Mendagri: Sistem Demokrasi Buka Peluang Masuknya Ideologi yang Bertentangan dengan Pancasila

Menteri Dalam Negeri Tito Karnavian mempresentasikan inovasi i-POP di hadapan tim panel independen Kompetisi Inovasi Pelayanan Publik (KIPP) yang diselenggarakan oleh Kementerian PAN-RB melalui konferensi video, di Jakarta, Selasa (30/06/2020). (ANTARA/kominfo/pri.)

IDTODAY.CO – Menteri Dalam Negeri (Mendagri), Tito Karnavian mengatakan sistem demokrasi yang dianut Indonesia juga membuka peluang masuknya paham atau ideologi yang tidak sesuai dengan Pancasila sebagai ideologi bangsa.

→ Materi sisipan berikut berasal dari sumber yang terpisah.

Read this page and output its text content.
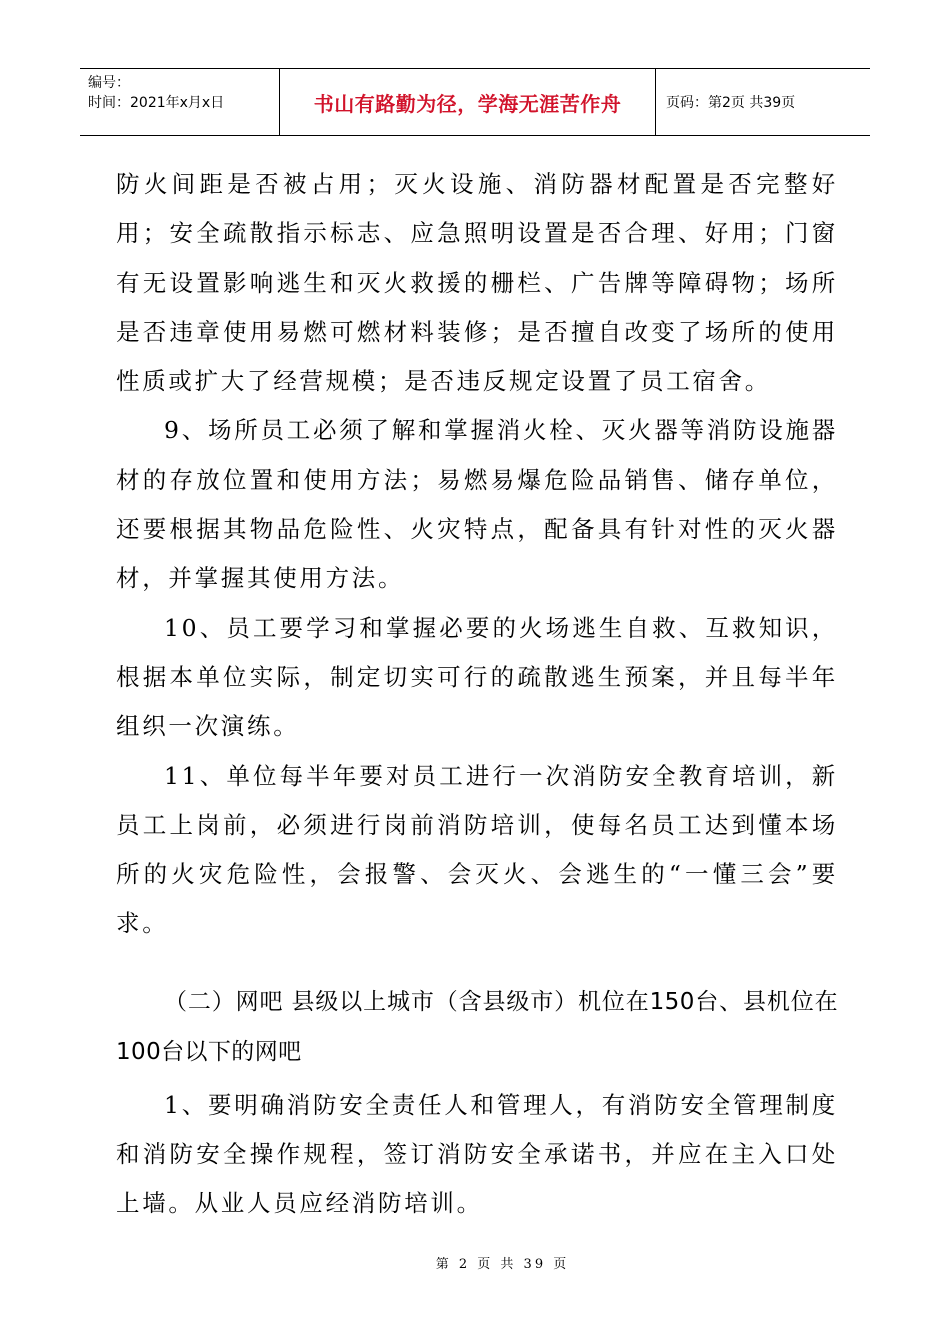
编号：
时间：2021年x月x日	书山有路勤为径，学海无涯苦作舟	页码：第2页 共39页

防火间距是否被占用；灭火设施、消防器材配置是否完整好用；安全疏散指示标志、应急照明设置是否合理、好用；门窗有无设置影响逃生和灭火救援的栅栏、广告牌等障碍物；场所是否违章使用易燃可燃材料装修；是否擅自改变了场所的使用性质或扩大了经营规模；是否违反规定设置了员工宿舍。

9、场所员工必须了解和掌握消火栓、灭火器等消防设施器材的存放位置和使用方法；易燃易爆危险品销售、储存单位，还要根据其物品危险性、火灾特点，配备具有针对性的灭火器材，并掌握其使用方法。

10、员工要学习和掌握必要的火场逃生自救、互救知识，根据本单位实际，制定切实可行的疏散逃生预案，并且每半年组织一次演练。

11、单位每半年要对员工进行一次消防安全教育培训，新员工上岗前，必须进行岗前消防培训，使每名员工达到懂本场所的火灾危险性，会报警、会灭火、会逃生的“一懂三会”要求。

（二）网吧 县级以上城市（含县级市）机位在150台、县机位在100台以下的网吧

1、要明确消防安全责任人和管理人，有消防安全管理制度和消防安全操作规程，签订消防安全承诺书，并应在主入口处上墙。从业人员应经消防培训。

第 2 页 共 39 页
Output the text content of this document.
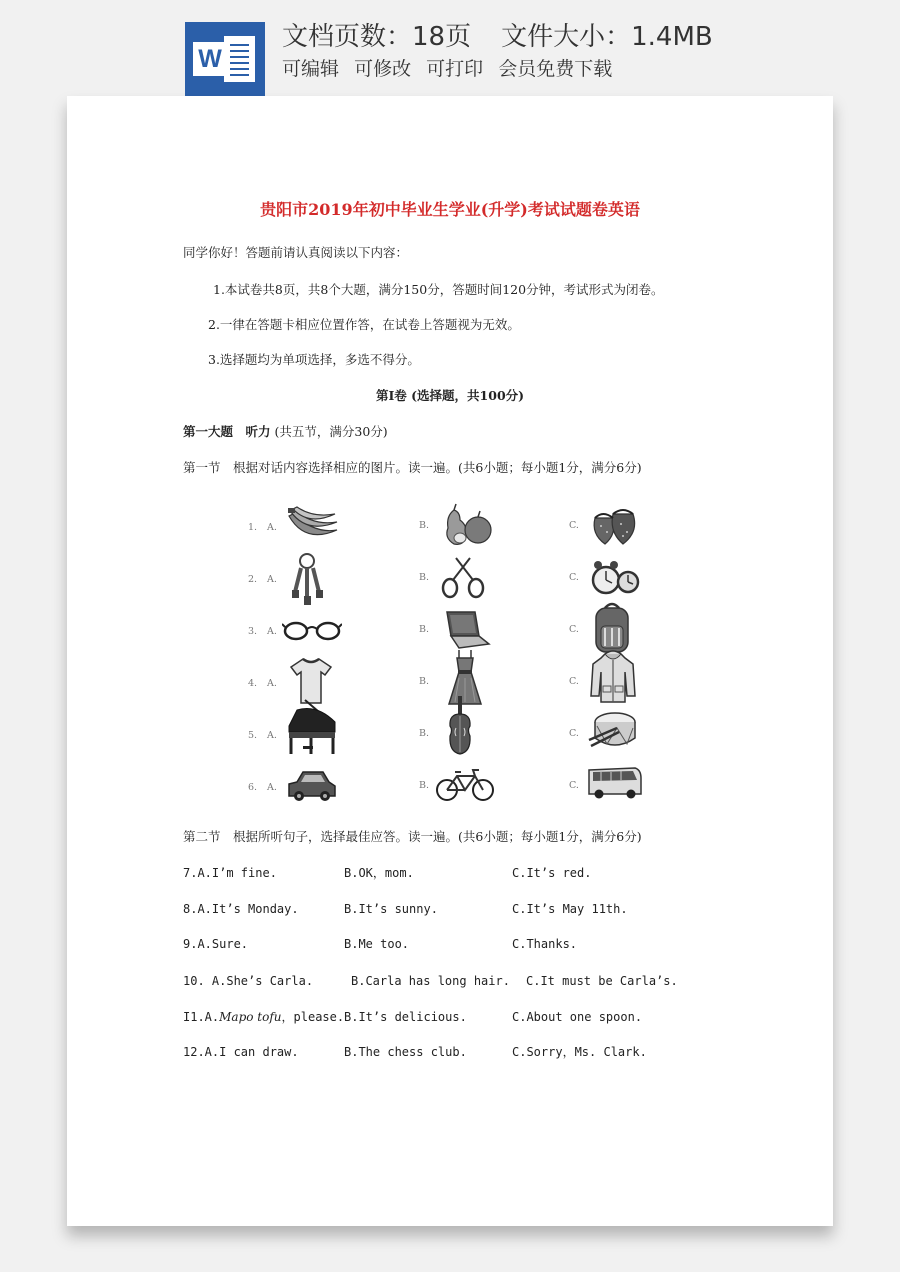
W
文档页数：18页 文件大小：1.4MB
可编辑 可修改 可打印 会员免费下载
贵阳市2019年初中毕业生学业(升学)考试试题卷英语
同学你好！答题前请认真阅读以下内容：
1.本试卷共8页，共8个大题，满分150分，答题时间120分钟，考试形式为闭卷。
2.一律在答题卡相应位置作答，在试卷上答题视为无效。
3.选择题均为单项选择，多选不得分。
第Ⅰ卷 (选择题，共100分)
第一大题　听力 (共五节，满分30分)
第一节　根据对话内容选择相应的图片。读一遍。(共6小题；每小题1分，满分6分)
1. A.	B.	C.
2. A.	B.	C.
3. A.	B.	C.
4. A.	B.	C.
5. A.	B.	C.
6. A.	B.	C.
第二节　根据所听句子，选择最佳应答。读一遍。(共6小题；每小题1分，满分6分)
7.A.I’m fine.	B.OK，mom.	C.It’s red.
8.A.It’s Monday.	B.It’s sunny.	C.It’s May 11th.
9.A.Sure.	B.Me too.	C.Thanks.
10. A.She’s Carla.	B.Carla has long hair. C.It must be Carla’s.
I1.A.Mapo tofu，please. B.It’s delicious.	C.About one spoon.
12.A.I can draw.	B.The chess club.	C.Sorry，Ms. Clark.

Pernyataan tersebut disampaikan dalam Webinar Nasional “Visi Negara Kesatuan Republik Indonesia Melalui Pemilu dan Pilkada”, di Jakarta, Senin (31/8/2020).

“Kebebasan memberi ruang kepada kelompok-kelompok atau bahkan ideologi-ideologi yang bertentangan dengan ideologi bangsa. Belum lagi munculnya internet, ruang siber, membuat pemahaman atau ideologi yang tidak sesuai pancasila, atas nama kebebasan berkembang,” terangnya sebagaimana dikutip dari Beritasatu.com.

Kemudian, dia menegaskan perlunya mengantisipasi potensi efek negatif dalam setiap perhelatan Pemilihan Umum (Pemilu) ataupun Pemilihan Kepala Daerah (Pilkada). Menurutnya, konflik dan kekerasan merupakan salah satu dampak yang patut diwaspadai.

“Dalam perjalanannya, kita melihat adanya negatif impact daripada election (Pemilu atau Pilkada). Misalnya dalam konteks pemilu maupun pilkada terjadinya keterbelahan,” kata Tito Karnavian.

Perbedaan sikap atau pandangan politik masyarakat dalam menyingkapi tokoh-tokoh yang muncul dalam setiap perhelatan Pemilu ataupun Pilkada bisa menjadi pemicu utama keterbelahan antara para pendukung.

“Dalam konteks ilmu security, perbedaan berpotensi menimbulkan konflik. Konflik ini yang harus kita manage. Jika tidak, Keterbelahan ini bisa menjadi konflik-konflik kekerasan,” ucapnya.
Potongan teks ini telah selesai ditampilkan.